A Simpler Time

“Life seemed to be a lot simpler then.”

-My Grandfather

The year is 1953. As the final sonata is played for the Korean War, lucky families are listening to the first transistor radios. Puerto Rico becomes a self-governing commonwealth of the United States. And in their hometown in upstate New York, my grandfather and grandmother marry and begin their life as a family. sony_transitor_radio

Life was different, as life tends to be, in years or decades past. Growing up in the Great Depression, my grandfather was lucky when there was a nickel for milk at school. He and his peers grew up to fight in the wars, marry young and promise their children an better life.

“In those days, people got married a lot younger than they do today,” my grandpa wrote me. “At 23, I was the proud father of a beautiful baby girl named Cindy.” And the same year my mother was born, my grandfather started his job as a printer at the local newspaper, a job which he held faithfully for over 38 years.

Life seemed a lot simpler then.

The year is now 2016. I look around at my own life and try to draw parallels back to my grandfather’s journey. I compare trajectories of the working young adult, level of education and current marital status. Working?  Some of my peers, these so called millennials, have worked for almost as many companies as numbers of years spend out of college. My “career path” alone spans two states and four companies in as many years. Married? Most of my friends do not boast a ring on their finger and I’m three years older than my grandfather when my mother came into the world. save-the-date-logo

 We rely on fast promotions in lieu of job security and promised pensions. The idea of company loyalty is a myth of the past, akin to horse drawn carriages and the neighborhood milkman. Then there’s love. If we don’t find a partner in high school, undergraduate studies, or graduate classes, we often resort to online dating. In her book All the Single Ladies, Rebecca Traister describes the increasing marrying age for woman in the United States. Currently, the average age for a woman getting married is 27, up from 23 in 1990. And that’s if they marry at all. Suddenly, the marriage conversation has shifted from WHEN to IF. Even with a steady boyfriend, my answer to marriage is still a big…maybe. The world of jobs and love has rebranded itself; the rule book from my grandfather’s generation was tossed aside years ago. 293892_4013625783339_1407785132_n

I will be attending two weddings this summer, making a grand total of four since I graduated from college. I truly believe these wonderful young men and women have made heartfelt commitments of love with open eyes and caring hearts. But the vast majority of my friends are still unwed and plan to remain that way long past the now “average” age of 27. Brides are no longer 18 or 19 fresh out of high school but 29 and 30 ready to have children and begin a joined life in matrimony.

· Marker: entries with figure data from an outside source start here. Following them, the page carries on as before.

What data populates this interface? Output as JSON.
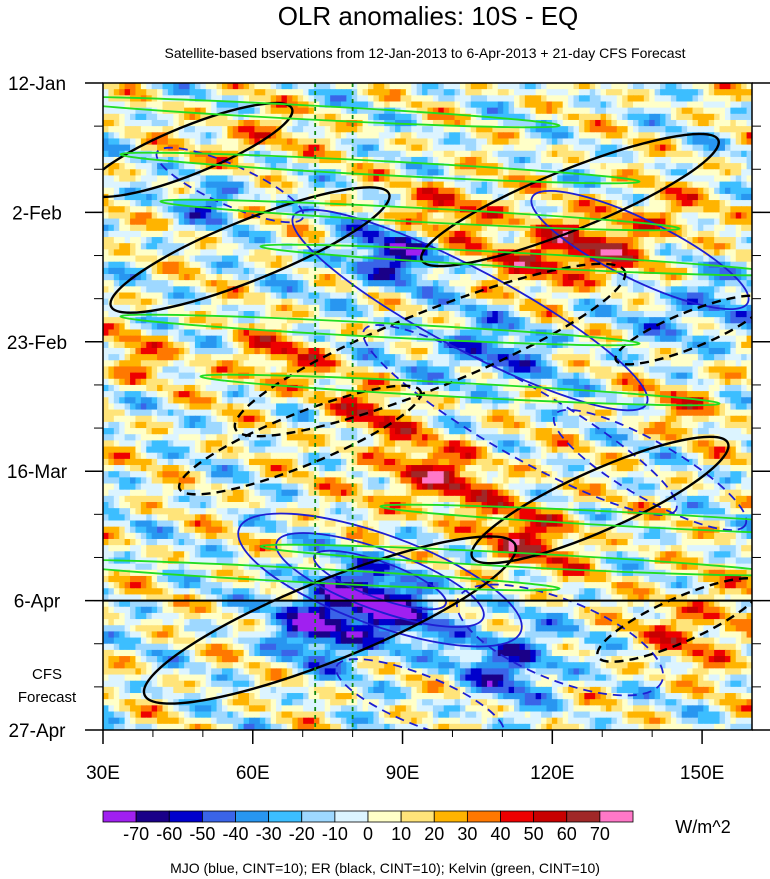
{
  "chart_data": {
    "type": "heatmap",
    "title": "OLR anomalies: 10S - EQ",
    "subtitle": "Satellite-based bservations from 12-Jan-2013 to 6-Apr-2013 + 21-day CFS Forecast",
    "xlabel": "",
    "ylabel": "",
    "x_ticks": [
      {
        "value": 30,
        "label": "30E"
      },
      {
        "value": 60,
        "label": "60E"
      },
      {
        "value": 90,
        "label": "90E"
      },
      {
        "value": 120,
        "label": "120E"
      },
      {
        "value": 150,
        "label": "150E"
      }
    ],
    "xlim": [
      30,
      160
    ],
    "y_ticks": [
      {
        "value": "2013-01-12",
        "label": "12-Jan"
      },
      {
        "value": "2013-02-02",
        "label": "2-Feb"
      },
      {
        "value": "2013-02-23",
        "label": "23-Feb"
      },
      {
        "value": "2013-03-16",
        "label": "16-Mar"
      },
      {
        "value": "2013-04-06",
        "label": "6-Apr"
      },
      {
        "value": "2013-04-27",
        "label": "27-Apr"
      }
    ],
    "ylim": [
      "2013-01-12",
      "2013-04-27"
    ],
    "observation_end": "2013-04-06",
    "forecast_label_line1": "CFS",
    "forecast_label_line2": "Forecast",
    "reference_longitudes": [
      72.5,
      80
    ],
    "colorbar": {
      "unit": "W/m^2",
      "levels": [
        -70,
        -60,
        -50,
        -40,
        -30,
        -20,
        -10,
        0,
        10,
        20,
        30,
        40,
        50,
        60,
        70
      ],
      "tick_labels": [
        "-70",
        "-60",
        "-50",
        "-40",
        "-30",
        "-20",
        "-10",
        "0",
        "10",
        "20",
        "30",
        "40",
        "50",
        "60",
        "70"
      ],
      "colors": [
        "#a020f0",
        "#1a0088",
        "#0000cc",
        "#3a64e8",
        "#2896f0",
        "#3cbeff",
        "#9ed8ff",
        "#dcf4ff",
        "#ffffc8",
        "#ffe47a",
        "#ffb400",
        "#ff7800",
        "#ee0000",
        "#c80000",
        "#a02828",
        "#ff78c8"
      ]
    },
    "contour_legend": "MJO (blue, CINT=10); ER (black, CINT=10); Kelvin (green, CINT=10)",
    "contour_series": [
      {
        "name": "MJO",
        "color": "#1e1ed2"
      },
      {
        "name": "ER",
        "color": "#000000"
      },
      {
        "name": "Kelvin",
        "color": "#22dd22"
      }
    ]
  }
}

I wonder what my grandfather’s generation would say in comparison to their own lives: joys and disappointments, opportunities and setbacks. As I struggle to find similarities between my reality and this simpler time I can’t help but ask,

What have we lost? What will we gain?

That is the Question?

As children, we question everything. “Why is the sky blue?” “What’s in this soup?” “Where do dead things go?” It is our way of examining the world with our tiny magnifying glasses of innocence and wonder. To me, asking questions was an effortless and necessary part of figuring out people, objects, and my pet cat Charlie to which I was allergic.

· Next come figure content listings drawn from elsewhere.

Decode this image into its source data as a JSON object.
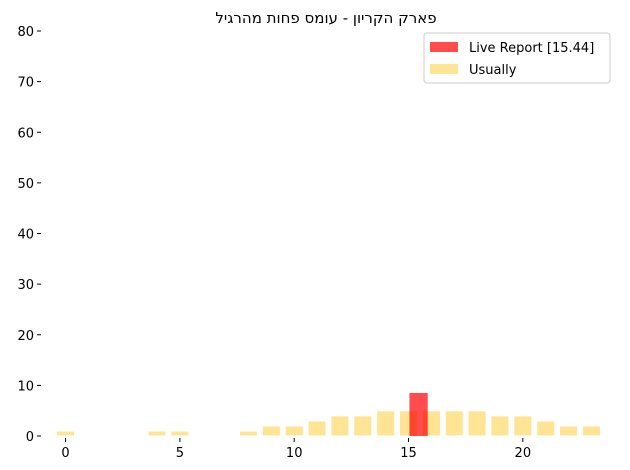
{
  "chart_data": {
    "type": "bar",
    "title": "פארק הקריון - עומס פחות מהרגיל",
    "xlabel": "",
    "ylabel": "",
    "xlim": [
      -0.9,
      23.9
    ],
    "ylim": [
      0,
      80
    ],
    "x_ticks": [
      0,
      5,
      10,
      15,
      20
    ],
    "y_ticks": [
      0,
      10,
      20,
      30,
      40,
      50,
      60,
      70,
      80
    ],
    "grid": false,
    "legend_position": "top-right",
    "series": [
      {
        "name": "Live Report [15.44]",
        "color": "#ff0000",
        "opacity": 0.7,
        "points": [
          {
            "x": 15.44,
            "y": 8.5
          }
        ]
      },
      {
        "name": "Usually",
        "color": "#ffd966",
        "opacity": 0.7,
        "points": [
          {
            "x": 0,
            "y": 1
          },
          {
            "x": 4,
            "y": 1
          },
          {
            "x": 5,
            "y": 1
          },
          {
            "x": 8,
            "y": 1
          },
          {
            "x": 9,
            "y": 2
          },
          {
            "x": 10,
            "y": 2
          },
          {
            "x": 11,
            "y": 3
          },
          {
            "x": 12,
            "y": 4
          },
          {
            "x": 13,
            "y": 4
          },
          {
            "x": 14,
            "y": 5
          },
          {
            "x": 15,
            "y": 5
          },
          {
            "x": 16,
            "y": 5
          },
          {
            "x": 17,
            "y": 5
          },
          {
            "x": 18,
            "y": 5
          },
          {
            "x": 19,
            "y": 4
          },
          {
            "x": 20,
            "y": 4
          },
          {
            "x": 21,
            "y": 3
          },
          {
            "x": 22,
            "y": 2
          },
          {
            "x": 23,
            "y": 2
          }
        ]
      }
    ]
  }
}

In high school, we would get extra points for having questions whenever a guest speaker came to talk. Before the first sentence was uttered, hands would be raised flapping in the air like birds in flight. The answers were never important. The fact that we had come up with a question was satisfaction enough.

Questions in college got harder to ask and even harder to answer. The questions required thought and the answers were less available in their purest form, reduced to scratched prisms that twisted and bended beams of thought. I started to learn the power of the question, of a question, in how one lives life and values the opinions of others. I wanted to ask a big question, an important question. And this desire to find one large, expansive question lead me to my decision to write a senior thesis.

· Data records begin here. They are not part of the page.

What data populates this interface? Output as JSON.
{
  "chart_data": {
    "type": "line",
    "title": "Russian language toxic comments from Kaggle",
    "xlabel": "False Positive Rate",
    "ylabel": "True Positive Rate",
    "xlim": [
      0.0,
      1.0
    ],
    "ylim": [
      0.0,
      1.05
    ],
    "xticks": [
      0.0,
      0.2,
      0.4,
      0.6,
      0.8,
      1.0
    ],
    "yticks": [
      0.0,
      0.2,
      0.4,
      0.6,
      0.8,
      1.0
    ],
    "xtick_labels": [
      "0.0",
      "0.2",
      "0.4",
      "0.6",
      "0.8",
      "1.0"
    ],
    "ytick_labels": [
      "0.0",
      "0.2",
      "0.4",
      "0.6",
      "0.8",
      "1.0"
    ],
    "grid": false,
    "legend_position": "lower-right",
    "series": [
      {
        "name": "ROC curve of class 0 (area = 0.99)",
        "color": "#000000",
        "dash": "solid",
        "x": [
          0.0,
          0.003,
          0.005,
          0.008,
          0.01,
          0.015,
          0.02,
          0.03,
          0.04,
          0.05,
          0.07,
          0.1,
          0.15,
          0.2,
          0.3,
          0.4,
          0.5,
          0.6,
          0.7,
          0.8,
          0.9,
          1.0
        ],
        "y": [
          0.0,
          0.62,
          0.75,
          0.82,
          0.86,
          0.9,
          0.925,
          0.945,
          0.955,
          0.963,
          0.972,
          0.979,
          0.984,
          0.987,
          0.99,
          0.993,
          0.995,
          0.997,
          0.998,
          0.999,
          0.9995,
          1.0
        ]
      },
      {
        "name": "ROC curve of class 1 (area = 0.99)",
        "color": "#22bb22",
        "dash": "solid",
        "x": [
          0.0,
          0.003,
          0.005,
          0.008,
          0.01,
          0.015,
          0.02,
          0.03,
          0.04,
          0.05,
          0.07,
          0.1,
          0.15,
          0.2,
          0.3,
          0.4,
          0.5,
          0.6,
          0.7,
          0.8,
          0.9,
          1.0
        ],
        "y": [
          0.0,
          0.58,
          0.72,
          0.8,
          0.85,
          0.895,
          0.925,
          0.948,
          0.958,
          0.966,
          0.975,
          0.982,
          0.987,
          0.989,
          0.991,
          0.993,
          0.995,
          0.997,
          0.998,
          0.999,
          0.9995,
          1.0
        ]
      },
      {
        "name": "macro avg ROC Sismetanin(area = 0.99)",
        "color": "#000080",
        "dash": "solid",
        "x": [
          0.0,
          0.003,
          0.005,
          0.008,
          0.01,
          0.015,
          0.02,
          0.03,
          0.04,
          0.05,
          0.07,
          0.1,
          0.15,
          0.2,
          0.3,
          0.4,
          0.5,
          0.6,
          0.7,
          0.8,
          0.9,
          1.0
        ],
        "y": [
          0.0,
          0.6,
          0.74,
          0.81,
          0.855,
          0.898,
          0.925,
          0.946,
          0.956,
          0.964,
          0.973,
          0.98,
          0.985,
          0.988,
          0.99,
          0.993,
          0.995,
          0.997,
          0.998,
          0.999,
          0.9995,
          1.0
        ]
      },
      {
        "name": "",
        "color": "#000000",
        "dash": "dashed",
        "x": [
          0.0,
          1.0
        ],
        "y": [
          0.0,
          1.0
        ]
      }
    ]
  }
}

At the end of my junior year, my thesis question seemed far away and full of possibility. I could research whatever interested me, searching for answers to the question I posed. But that question is no longer a mirage in the distance. Yesterday, my thesis advisor informed me that I had a lot of great ideas about the Philippines, its social structure, and internationally funded environmental protection projects. My adventures over the summer would definitely come in handy over the next 7 months when I would begin to wrestle with the available data. But right now what I needed most of all…was a question. A simple request at the surface, but coming up with just one question proved harder than I could have imagined. And I am struggling…

My grandfather sent me a gift last week, tucked inside one of his homemake cardboard boxes. The small wooden carving about two inches high had come alone. No note, no explanation. But isn’t that the way of questions?  They often appear quite out of the blue, just to make sure you’re paying attention.